Melbourne is in its 6th lockdown of the pandemic and Thursday marked the 200th day that Australia’s second-most populous city has been locked down.
WELLINGTON, New Zealand — New Zealand will now allow youths aged 12 to 15 to get vaccinated against the coronavirus. Previously, only those aged 16 and over were eligible.
The government announcement Thursday came as the nation remains in a strict lockdown as it deals with a new outbreak of the fast-spreading delta variant, its first virus outbreak in six months.
Prime Minister Jacinda Ardern said there were 11 new infections, bringing the total in the outbreak to 21. She said the outbreak had been linked to a passenger who returned from Sydney earlier this month.
On Tuesday, the government imposed a lockdown of at least three days across the country and of at least seven days in in Auckland and Coromandel. New Zealand health workers are using only the Pfizer vaccine in their inoculation campaign.

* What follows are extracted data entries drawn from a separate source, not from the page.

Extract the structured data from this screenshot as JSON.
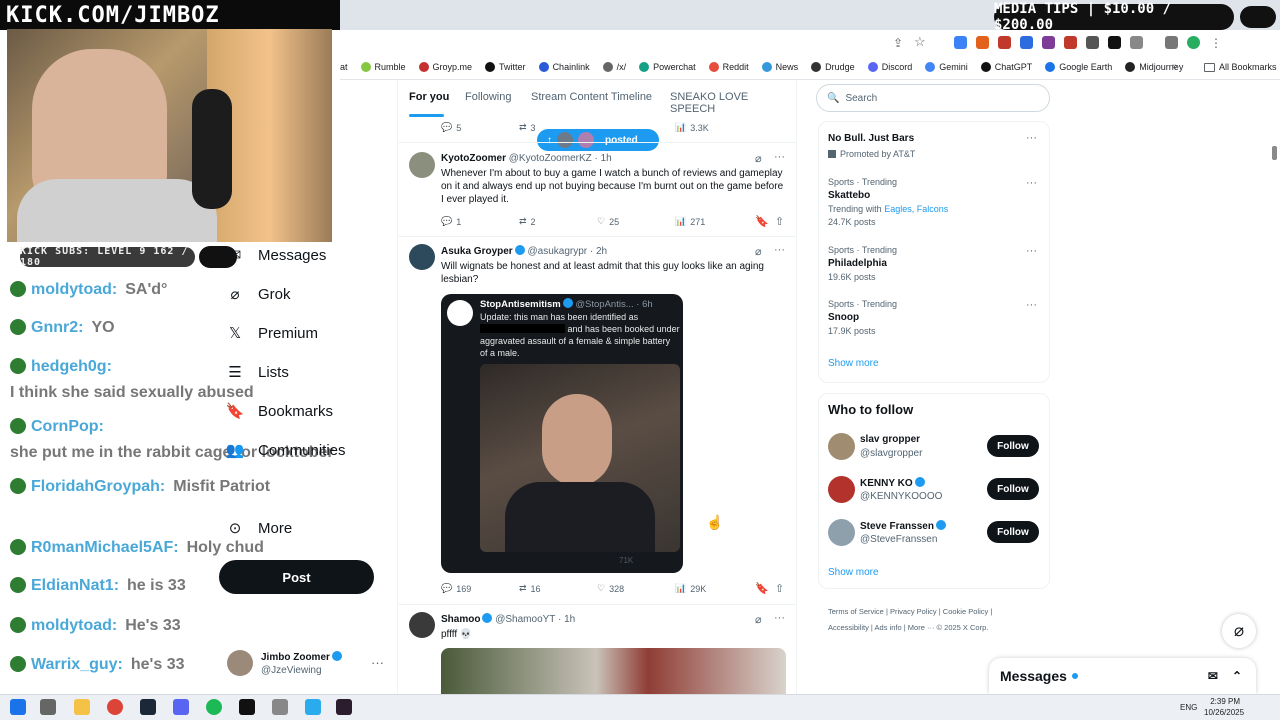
{
  "overlay": {
    "banner": "KICK.COM/JIMBOZ",
    "media_tips": "MEDIA TIPS | $10.00 / $200.00",
    "subs": "KICK SUBS: LEVEL 9 162 / 180"
  },
  "chat": [
    {
      "user": "moldytoad:",
      "msg": "SA'd°"
    },
    {
      "user": "Gnnr2:",
      "msg": "YO"
    },
    {
      "user": "hedgeh0g:",
      "msg": ""
    },
    {
      "user": "",
      "msg": "I think she said sexually abused"
    },
    {
      "user": "CornPop:",
      "msg": ""
    },
    {
      "user": "",
      "msg": "she put me in the rabbit cage for locktober"
    },
    {
      "user": "FloridahGroypah:",
      "msg": "Misfit Patriot"
    },
    {
      "user": "R0manMichael5AF:",
      "msg": "Holy chud"
    },
    {
      "user": "EldianNat1:",
      "msg": "he is 33"
    },
    {
      "user": "moldytoad:",
      "msg": "He's 33"
    },
    {
      "user": "Warrix_guy:",
      "msg": "he's 33"
    }
  ],
  "bookmarks": [
    "at",
    "Rumble",
    "Groyp.me",
    "Twitter",
    "Chainlink",
    "/x/",
    "Powerchat",
    "Reddit",
    "News",
    "Drudge",
    "Discord",
    "Gemini",
    "ChatGPT",
    "Google Earth",
    "Midjourney"
  ],
  "all_bookmarks": "All Bookmarks",
  "nav": {
    "messages": "Messages",
    "grok": "Grok",
    "premium": "Premium",
    "lists": "Lists",
    "bookmarks": "Bookmarks",
    "communities": "Communities",
    "more": "More",
    "post": "Post"
  },
  "account": {
    "name": "Jimbo Zoomer",
    "handle": "@JzeViewing"
  },
  "tabs": [
    "For you",
    "Following",
    "Stream Content Timeline",
    "SNEAKO LOVE SPEECH"
  ],
  "posted_pill": "posted",
  "top_stats": {
    "replies": "5",
    "reposts": "3",
    "views": "3.3K"
  },
  "tweets": [
    {
      "name": "KyotoZoomer",
      "handle": "@KyotoZoomerKZ · 1h",
      "text": "Whenever I'm about to buy a game I watch a bunch of reviews and gameplay on it and always end up not buying because I'm burnt out on the game before I ever played it.",
      "replies": "1",
      "reposts": "2",
      "likes": "25",
      "views": "271"
    },
    {
      "name": "Asuka Groyper",
      "handle": "@asukagrypr · 2h",
      "text": "Will wignats be honest and at least admit that this guy looks like an aging lesbian?",
      "replies": "169",
      "reposts": "16",
      "likes": "328",
      "views": "29K",
      "quote": {
        "name": "StopAntisemitism",
        "handle": "@StopAntis... · 6h",
        "text_a": "Update: this man has been identified as",
        "text_b": "and has been booked under aggravated assault of a female & simple battery of a male.",
        "views": "71K"
      }
    },
    {
      "name": "Shamoo",
      "handle": "@ShamooYT · 1h",
      "text": "pffff 💀"
    }
  ],
  "search": {
    "placeholder": "Search"
  },
  "ad": {
    "title": "No Bull. Just Bars",
    "promoted": "Promoted by AT&T"
  },
  "trends": [
    {
      "cat": "Sports · Trending",
      "name": "Skattebo",
      "extra": "Trending with",
      "links": "Eagles, Falcons",
      "posts": "24.7K posts"
    },
    {
      "cat": "Sports · Trending",
      "name": "Philadelphia",
      "posts": "19.6K posts"
    },
    {
      "cat": "Sports · Trending",
      "name": "Snoop",
      "posts": "17.9K posts"
    }
  ],
  "show_more": "Show more",
  "who_to_follow": "Who to follow",
  "follows": [
    {
      "name": "slav gropper",
      "handle": "@slavgropper"
    },
    {
      "name": "KENNY KO",
      "handle": "@KENNYKOOOO"
    },
    {
      "name": "Steve Franssen",
      "handle": "@SteveFranssen"
    }
  ],
  "follow_label": "Follow",
  "footer": [
    "Terms of Service",
    "Privacy Policy",
    "Cookie Policy",
    "Accessibility",
    "Ads info",
    "More ···",
    "© 2025 X Corp."
  ],
  "messages_dock": "Messages",
  "taskbar": {
    "lang": "ENG",
    "time": "2:39 PM",
    "date": "10/26/2025"
  }
}
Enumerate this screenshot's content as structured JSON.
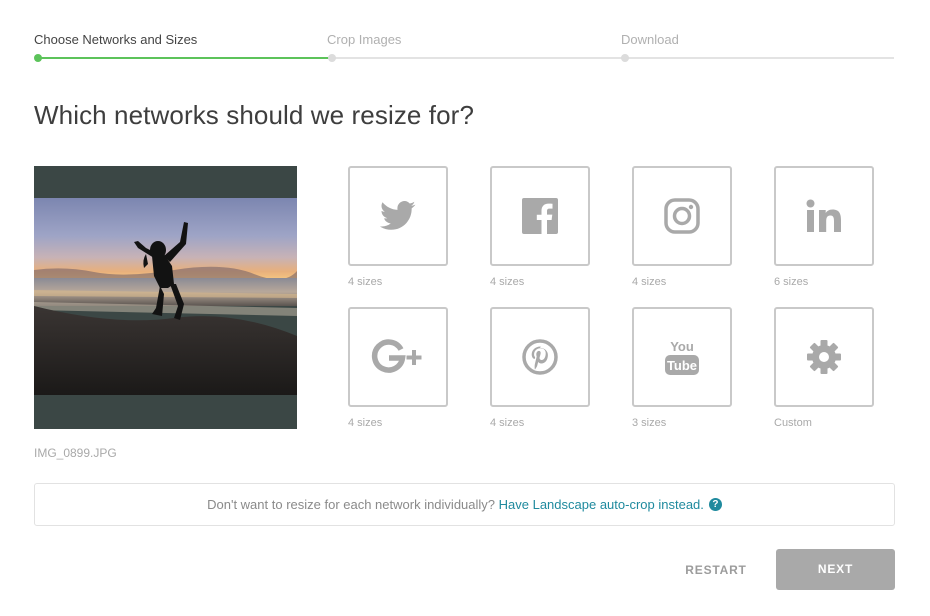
{
  "stepper": {
    "steps": [
      {
        "label": "Choose Networks and Sizes"
      },
      {
        "label": "Crop Images"
      },
      {
        "label": "Download"
      }
    ]
  },
  "heading": "Which networks should we resize for?",
  "preview": {
    "filename": "IMG_0899.JPG"
  },
  "networks": [
    {
      "icon": "twitter-icon",
      "caption": "4 sizes"
    },
    {
      "icon": "facebook-icon",
      "caption": "4 sizes"
    },
    {
      "icon": "instagram-icon",
      "caption": "4 sizes"
    },
    {
      "icon": "linkedin-icon",
      "caption": "6 sizes"
    },
    {
      "icon": "google-plus-icon",
      "caption": "4 sizes"
    },
    {
      "icon": "pinterest-icon",
      "caption": "4 sizes"
    },
    {
      "icon": "youtube-icon",
      "caption": "3 sizes"
    },
    {
      "icon": "gear-icon",
      "caption": "Custom"
    }
  ],
  "notice": {
    "text": "Don't want to resize for each network individually?",
    "link": "Have Landscape auto-crop instead.",
    "help": "?"
  },
  "actions": {
    "restart": "RESTART",
    "next": "NEXT"
  },
  "colors": {
    "accent": "#5cc35a",
    "link": "#1f8a9e",
    "icon": "#a9a9a9",
    "tile_border": "#c9c9c9"
  }
}
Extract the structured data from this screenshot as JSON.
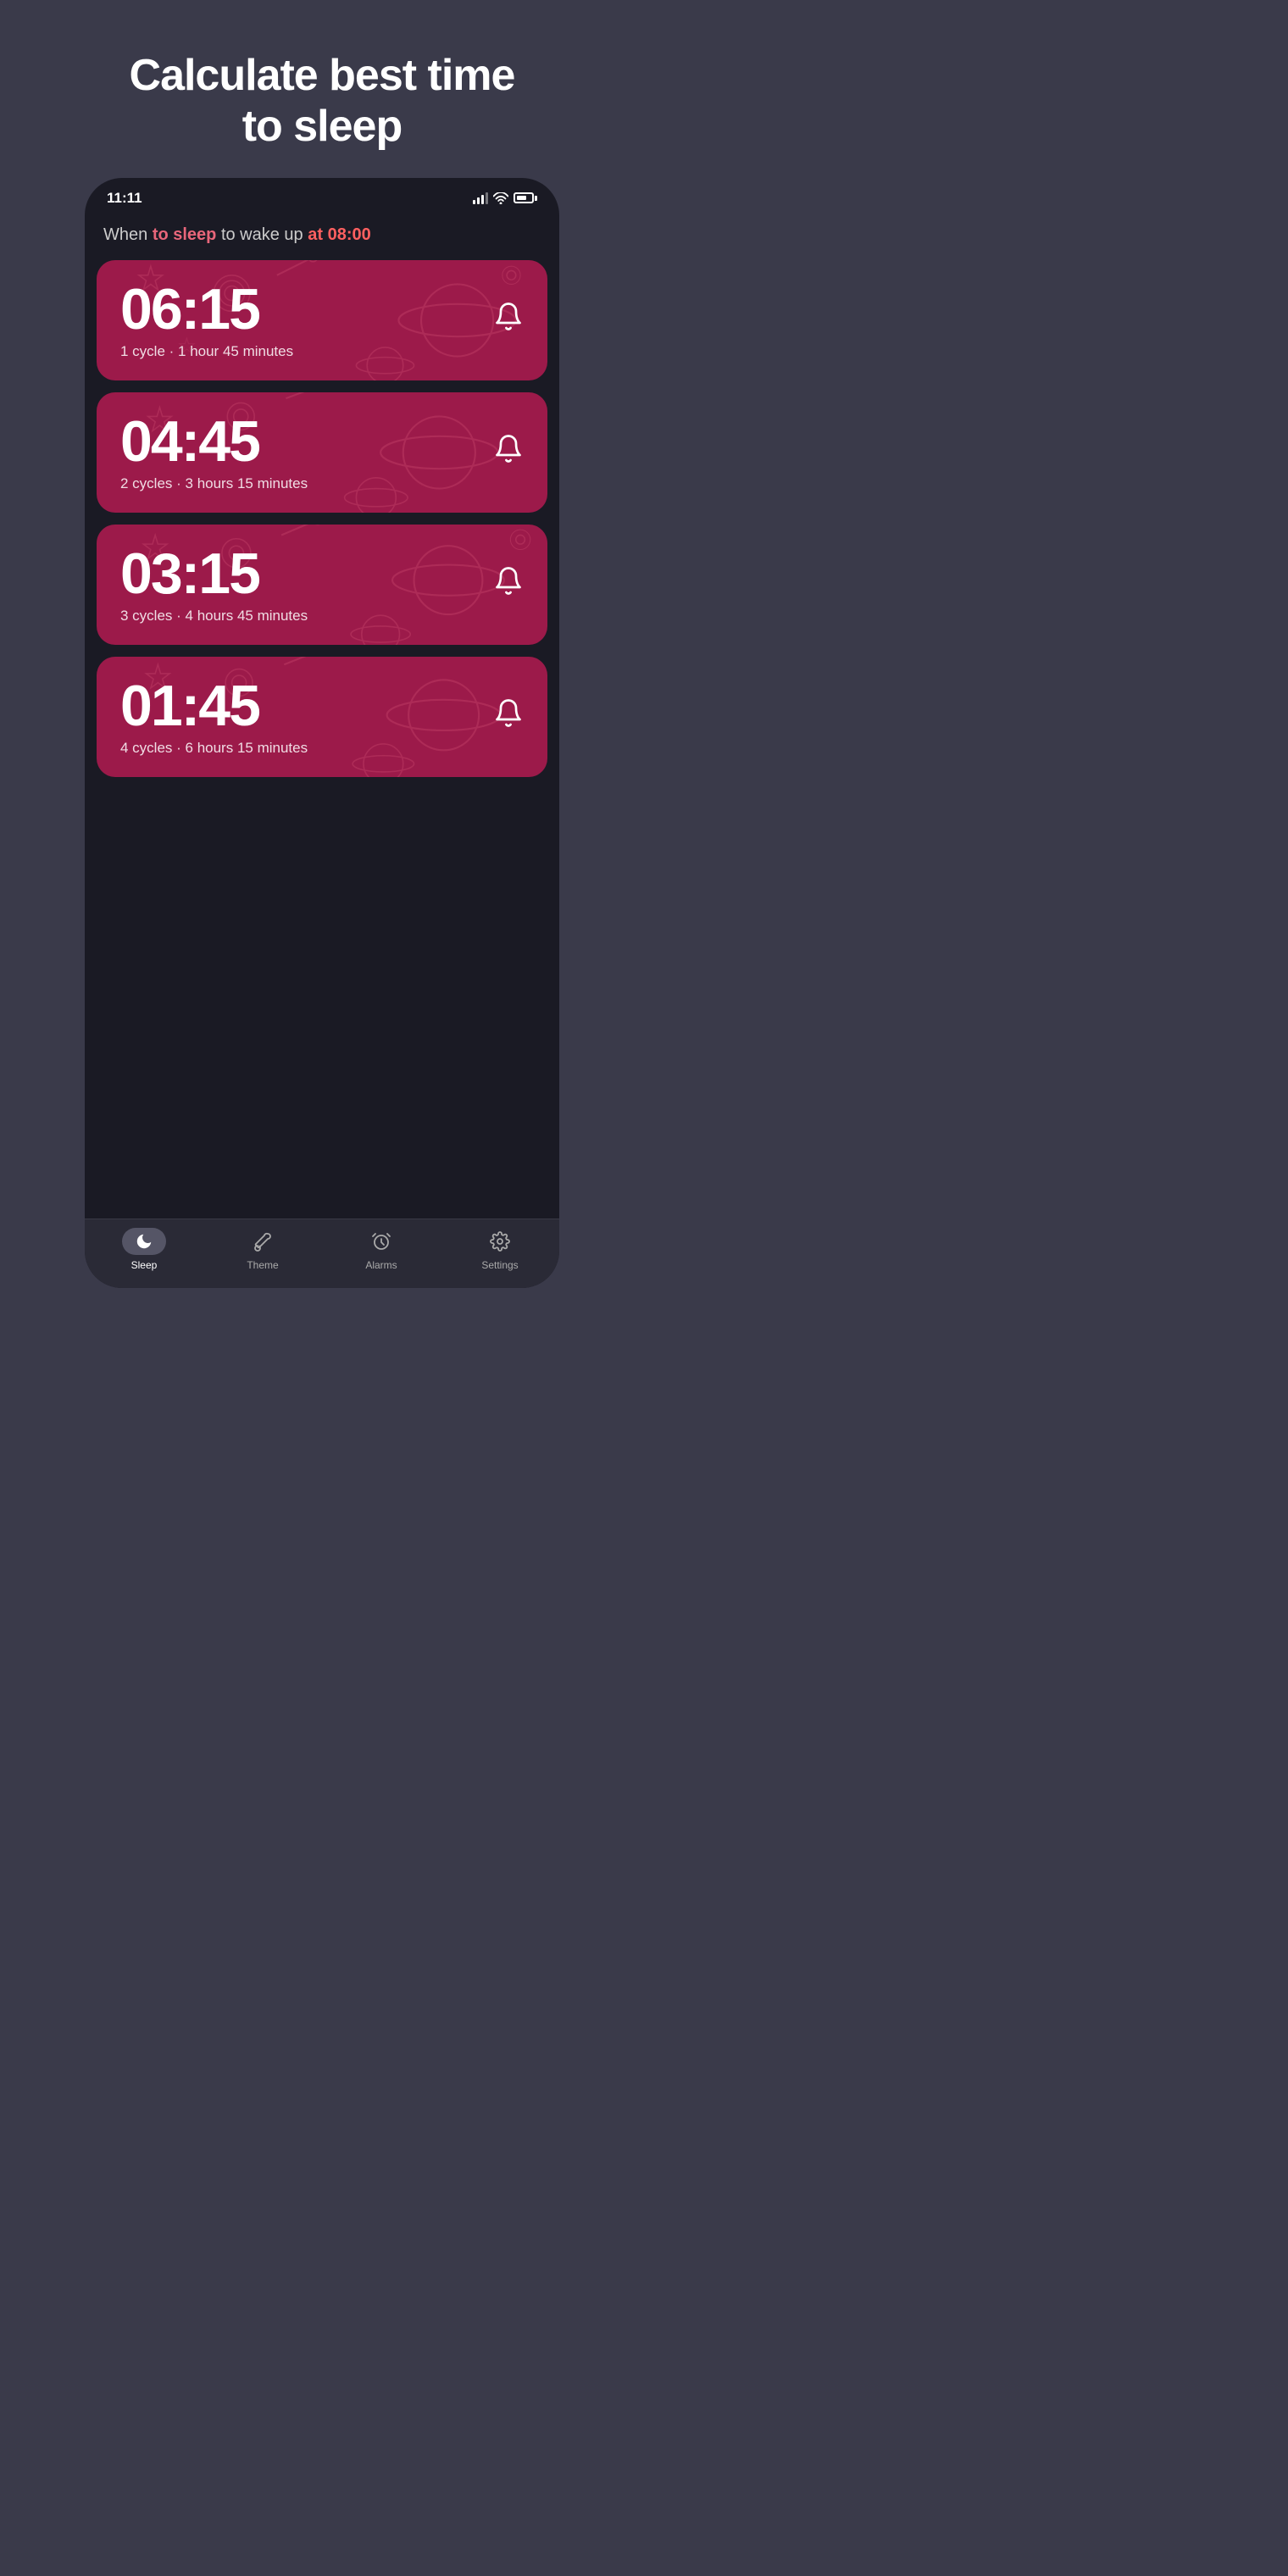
{
  "page": {
    "title": "Calculate best time\nto sleep",
    "background_color": "#3a3a4a"
  },
  "phone": {
    "status_bar": {
      "time": "11:11"
    },
    "subtitle": {
      "text_before": "When ",
      "highlight1": "to sleep",
      "text_middle": " to wake up ",
      "highlight2": "at 08:00"
    },
    "cards": [
      {
        "time": "06:15",
        "description": "1 cycle · 1 hour 45 minutes"
      },
      {
        "time": "04:45",
        "description": "2 cycles · 3 hours 15 minutes"
      },
      {
        "time": "03:15",
        "description": "3 cycles · 4 hours 45 minutes"
      },
      {
        "time": "01:45",
        "description": "4 cycles · 6 hours 15 minutes"
      }
    ],
    "nav": {
      "items": [
        {
          "id": "sleep",
          "label": "Sleep",
          "active": true,
          "icon": "moon"
        },
        {
          "id": "theme",
          "label": "Theme",
          "active": false,
          "icon": "paintbrush"
        },
        {
          "id": "alarms",
          "label": "Alarms",
          "active": false,
          "icon": "alarm"
        },
        {
          "id": "settings",
          "label": "Settings",
          "active": false,
          "icon": "gear"
        }
      ]
    }
  }
}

UNITED NATIONS — The United States is urging the more than 150 countries planning to send their leader or a government minister to New York to speak at the U.N. General Assembly next month to consider giving a video address instead to prevent the annual high-level week from becoming “a super-spreader event.”
A note from the U.S. Mission sent to the 192 other U.N. member nations also called for all other U.N.-hosted meetings and side events to be virtual, saying these parallel meetings that draw travelers to New York “needlessly increase risk to our community, New Yorkers and the other travelers.”
The U.S. note, obtained Wednesday by The Associated Press, said the Biden administration is particularly concerned about Secretary-General Antonio Guterres and the incoming General Assembly President Abdulla Shahid hosting high-level in-person events on climate change, vaccines, the 20th anniversary of the U.N. World Conference Against Racism, food systems and energy.
“The United States is willing to make every effort to make these important events on shared priorities successful in a virtual format,” the note said.